Certified pure unloaded cyclodextrin compounds, γ-CD, γ-CD-NHCH₂CH₂NH₂, γ-CD-NH₂, and γ-CD-NHCH₂CH₂OH, were tested for their in vitro cytotoxic activities. The human dermal fibroblast cell line (HDF) was cultured in Dulbecco’s modified Eagle medium (DMEM) (Euroclone SpA, Pero, Italy). DMEM was supplemented with 10% (v/v) fetal bovine serum (FBS), 100 U/mL of penicillin, 100 mg/mL of streptomycin, and 2 mM of L-Glutamine, and was maintained in an incubator (Memmert, Büchenbach, Germany) at 37 °C under an atmosphere of 5% CO₂ and 90% relative humidity. The cells were sub-cultivated approximately every 2 to 3 days using 0.05% (w/v) trypsin-EDTA.

3.9. Cell Viability Assay

HDF cells (5 × 10³ cells per well) were seeded in 96-well plates. After 24 h, the cells were treated with serial dilution of each of the γ-CD, γ-CD-NHCH₂CH₂NH₂, γ-CD-NH₂, and γ-CD-NHCH₂CH₂OH in the concentration range of 0.0 to 500 μM for 72 h.

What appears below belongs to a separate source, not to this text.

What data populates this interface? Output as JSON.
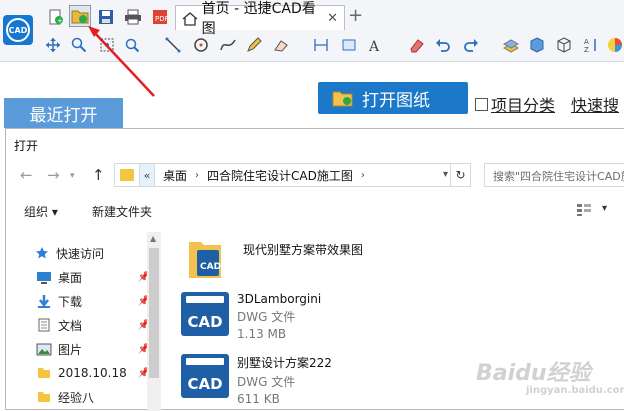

After 72 h of incubation at 37 °C, the treatment was removed from the wells, and was followed by adding 15 μL of 3-(4,5-Dimethyl-2-thiazolyl)-2,5-diphenyltetrazolium bromide (MTT) solution and 100.00 μL of the medium. After 3 h of incubation, the medium was removed, and then 50.00 μL of dimethyl sulphoxide (DMSO) was added to dissolve the formazan. The absorbance was measured at a wavelength of 570 nm using a Glomax microplate reader (Promega, Madison, WI, USA) [30].

HDF cells were treated with serial concentrations of γ-CD, γ-CD-NH₂, γ-CD-NHCH₂CH₂OH, and γ-CD-NHCH₂CH₂NH₂ for 72 h. The cell’s viability was determined by the MTT assay. Data mean ± SD (n = 3).